In a presentation on the 2019 Philippine Tourism Satellite Account and Tourism Statistics webinar, PSA Assistant National Statistician Macroeconomic Accounts Service Vivian R. Ilarina showed that of the total investments in 2019 the private sector contributed the bulk of P569.1 billion.

The private sector investments called tourism gross feed capital formation (GFCF) could be poured into the construction of tourism accommodation facilities and development of tourist attractions and destinations across the country.

Tourism GFCF or the investment made by the tourism industries is classified into two main categories: tourism-specific fixed assets, and non-tourism-specific fixed assets. Examples of tourism-specific fixed assets are cruise ships, sightseeing buses, hotel facilities, convention centers, etc. while non-tourism-specific fixed assets include, computer system of hotel or travel agency, hotel laundry facilities, etc.

The 2019 private sector investment was also 3.6 percent increase from P549.5 billion investments in 2018. Although the increase in 2019 investments was modest, the private sector had been massively pouring in their capital over the past years. PSA data showed that their investments grew an average of 19.3 percent from 2012 to 2019.

Comparatively, government investments called tourism collective consumption contributed P94.1 billion only in 2019.

Tourism collective consumption refers to the government expenditures associated with support and control of tourism.  Some examples of government expenditures in tourism are legislation and regulation on receiving and serving of visitors, development of tourism policies and tourism promotion of the country or specific region, and provision of support to specific tourism-oriented investments. 

But the data also showed that 2019 government investment was more robust at 23.5 percent higher compared to its 2018 investments of P76.2 billion only. When viewed over the past seven years, the PSA data showed that government investments grew 4.6 percent only  from 2012-2019.

“The tourism gross fixed capital formation investment put in place by tourism industries are vital for the country’s tourism,” said Ilarina.

Tourism investments is 10.7 percent of the country’s total fixed assets and government spending on tourism is 3.8 percent of total expenditures.

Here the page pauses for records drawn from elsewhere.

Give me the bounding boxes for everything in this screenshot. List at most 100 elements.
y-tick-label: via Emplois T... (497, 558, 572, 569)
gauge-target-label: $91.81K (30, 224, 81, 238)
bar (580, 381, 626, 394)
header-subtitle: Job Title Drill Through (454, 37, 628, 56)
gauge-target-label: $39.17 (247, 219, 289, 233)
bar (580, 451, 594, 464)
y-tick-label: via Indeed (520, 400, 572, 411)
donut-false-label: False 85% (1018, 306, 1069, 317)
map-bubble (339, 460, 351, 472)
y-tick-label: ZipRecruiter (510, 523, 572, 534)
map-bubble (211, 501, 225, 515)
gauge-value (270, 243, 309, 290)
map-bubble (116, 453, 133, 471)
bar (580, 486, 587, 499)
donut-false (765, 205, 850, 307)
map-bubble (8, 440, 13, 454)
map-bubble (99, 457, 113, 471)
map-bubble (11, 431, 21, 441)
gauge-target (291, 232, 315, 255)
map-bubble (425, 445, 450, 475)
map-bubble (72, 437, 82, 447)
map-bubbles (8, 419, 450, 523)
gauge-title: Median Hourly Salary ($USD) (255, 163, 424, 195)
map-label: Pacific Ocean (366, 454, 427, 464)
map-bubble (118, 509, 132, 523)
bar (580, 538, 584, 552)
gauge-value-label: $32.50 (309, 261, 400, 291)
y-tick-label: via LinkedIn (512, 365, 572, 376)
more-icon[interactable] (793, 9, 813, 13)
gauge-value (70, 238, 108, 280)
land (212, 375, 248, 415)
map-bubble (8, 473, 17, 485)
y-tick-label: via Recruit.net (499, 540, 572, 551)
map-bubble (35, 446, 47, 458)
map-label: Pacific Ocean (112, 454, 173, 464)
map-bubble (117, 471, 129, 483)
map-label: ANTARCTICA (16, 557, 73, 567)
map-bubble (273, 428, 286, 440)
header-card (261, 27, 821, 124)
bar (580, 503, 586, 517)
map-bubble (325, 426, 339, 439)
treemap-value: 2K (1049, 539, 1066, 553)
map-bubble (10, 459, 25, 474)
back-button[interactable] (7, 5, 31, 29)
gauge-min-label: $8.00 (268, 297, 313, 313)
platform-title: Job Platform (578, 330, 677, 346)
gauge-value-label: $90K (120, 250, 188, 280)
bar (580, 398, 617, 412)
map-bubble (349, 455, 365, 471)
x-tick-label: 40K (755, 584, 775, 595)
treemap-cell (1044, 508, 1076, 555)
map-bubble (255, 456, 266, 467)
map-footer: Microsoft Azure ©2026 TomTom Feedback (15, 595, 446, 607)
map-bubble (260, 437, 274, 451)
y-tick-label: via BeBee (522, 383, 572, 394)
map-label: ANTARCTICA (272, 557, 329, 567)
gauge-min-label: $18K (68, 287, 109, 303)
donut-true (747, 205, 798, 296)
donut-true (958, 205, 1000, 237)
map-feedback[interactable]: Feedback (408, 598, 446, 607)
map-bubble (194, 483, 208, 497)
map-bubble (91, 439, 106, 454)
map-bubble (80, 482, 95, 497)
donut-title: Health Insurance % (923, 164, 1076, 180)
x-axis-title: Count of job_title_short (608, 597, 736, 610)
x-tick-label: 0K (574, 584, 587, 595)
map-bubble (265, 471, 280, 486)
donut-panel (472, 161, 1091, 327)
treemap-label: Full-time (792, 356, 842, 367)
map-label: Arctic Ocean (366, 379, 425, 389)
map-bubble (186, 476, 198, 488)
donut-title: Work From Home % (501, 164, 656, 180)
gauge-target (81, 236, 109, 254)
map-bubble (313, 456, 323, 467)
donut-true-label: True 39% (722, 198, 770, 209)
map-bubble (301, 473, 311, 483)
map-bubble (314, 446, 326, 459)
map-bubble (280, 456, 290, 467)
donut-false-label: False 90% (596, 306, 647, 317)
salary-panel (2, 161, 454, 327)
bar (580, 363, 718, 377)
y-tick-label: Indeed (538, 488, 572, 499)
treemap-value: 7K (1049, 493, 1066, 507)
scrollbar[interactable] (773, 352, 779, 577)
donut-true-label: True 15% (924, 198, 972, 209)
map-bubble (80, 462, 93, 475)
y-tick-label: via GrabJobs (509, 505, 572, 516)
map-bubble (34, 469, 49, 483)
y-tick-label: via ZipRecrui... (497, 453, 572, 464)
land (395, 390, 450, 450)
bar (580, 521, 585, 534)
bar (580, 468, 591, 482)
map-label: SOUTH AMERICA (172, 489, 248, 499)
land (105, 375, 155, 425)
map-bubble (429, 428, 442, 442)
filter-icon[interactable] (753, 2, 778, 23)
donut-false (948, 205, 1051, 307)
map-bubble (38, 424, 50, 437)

Jose Clemente III, president of the Tourism Congress of the Philippines, cited the private sector’s increasing contribution to the development of the country’s tourism sector.

“Numbers never lie so it’s very interesting we also saw the contributors like all of us,” he said.

“We can see huge potential and more business to be garnered,” he said citing the importance of credible data sources for being very useful. He stressed that data sources that provide numbers that are “padded or underdeclared” do not help the industry.

Clemente also urged for further study on visitor survey to really determine the accuracy of the figures in terms of the tourist expenses while in the country. He would like to see realistic numbers as to “how much they really spend.”

“We rely on statistics on how tourism affects the entire economy,” he stressed.  Clemente further stressed that tourism is one of the major generators of jobs in the country. The domestic industry employs 5.7 million Filipinos but because of the COVID-19 pandemic, he said, it has been very difficult for workers as most of them are currently unemployed or furloughed.